How you should recover your arms over the surface of the water is a debate that has rumbled on between swim coaches for decades. The most important thing to remember is to keep that forward carry nice and relaxed and try to get good clearance between your hand and the surface.

If your hand and elbow are too low you might notice them brush or hit the surface, lane rope and even other swimmers.

What you are looking for: An easy, loose movement over the water. You might notice this challenging your range of motion in your chest, shoulder and lats (back muscles).

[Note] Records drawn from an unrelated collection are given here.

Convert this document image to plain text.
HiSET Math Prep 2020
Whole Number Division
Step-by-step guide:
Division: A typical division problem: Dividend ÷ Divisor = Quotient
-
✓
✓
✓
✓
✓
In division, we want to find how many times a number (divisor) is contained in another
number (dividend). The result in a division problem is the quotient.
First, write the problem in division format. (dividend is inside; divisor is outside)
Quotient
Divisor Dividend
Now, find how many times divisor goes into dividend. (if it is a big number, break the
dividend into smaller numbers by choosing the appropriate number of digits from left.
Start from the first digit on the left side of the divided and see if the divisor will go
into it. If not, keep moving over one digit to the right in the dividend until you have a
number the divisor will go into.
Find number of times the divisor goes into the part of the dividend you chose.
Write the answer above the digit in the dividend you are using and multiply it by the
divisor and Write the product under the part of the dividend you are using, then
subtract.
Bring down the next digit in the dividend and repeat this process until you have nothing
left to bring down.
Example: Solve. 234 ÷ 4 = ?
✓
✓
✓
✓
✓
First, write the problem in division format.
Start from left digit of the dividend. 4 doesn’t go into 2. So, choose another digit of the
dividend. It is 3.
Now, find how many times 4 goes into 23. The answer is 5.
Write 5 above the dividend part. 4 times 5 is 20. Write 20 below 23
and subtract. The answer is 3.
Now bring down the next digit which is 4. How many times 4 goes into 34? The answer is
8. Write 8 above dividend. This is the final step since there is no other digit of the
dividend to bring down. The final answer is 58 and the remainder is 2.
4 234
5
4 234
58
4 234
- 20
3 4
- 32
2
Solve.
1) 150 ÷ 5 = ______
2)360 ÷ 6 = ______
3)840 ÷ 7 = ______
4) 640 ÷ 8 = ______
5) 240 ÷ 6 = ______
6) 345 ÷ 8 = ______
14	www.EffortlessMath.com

How to improve your pull-through and propulsion in the water

On a fundamental level, swimming is simply about propulsion through the water. So, from the very front of your arm stroke to the very back you should be trying to press the water backwards in order to push yourself forwards. If your arm pushes the water down, up or to the side you are just wasting effort.

Visualise having a smiley face drawn on the palm of your hand and as you swim focus on keeping it facing to the wall behind you.

What you are looking for: An easy and direct feeling to your pull-through.

Why it’s important to keep a sense of rhythm during freestyle swimming

When you’re working on your technique it’s easy to get quite robotic in your movements as you’re concentrating so hard. But efficient swimming should be fluid and rhythmical. Try to swim with a sense of purpose and rhythm, perhaps turning your arms over a little faster than you might be used to. If your cadence is normally a bit on the slow side then speeding it up slightly can feel easier, not harder (it sounds counterintuitive, but give it a try).

The ultimate tool to work with on your rhythm is a Finis Tempo Trainer in mode 3. Just place it under your swim cap and swim to the beep (it’s a bit like a metronome – which is why some people call it a ‘wetronome’).

What you are looking for: An enjoyable connection with the water and a sensation of moving quicker without any additional effort.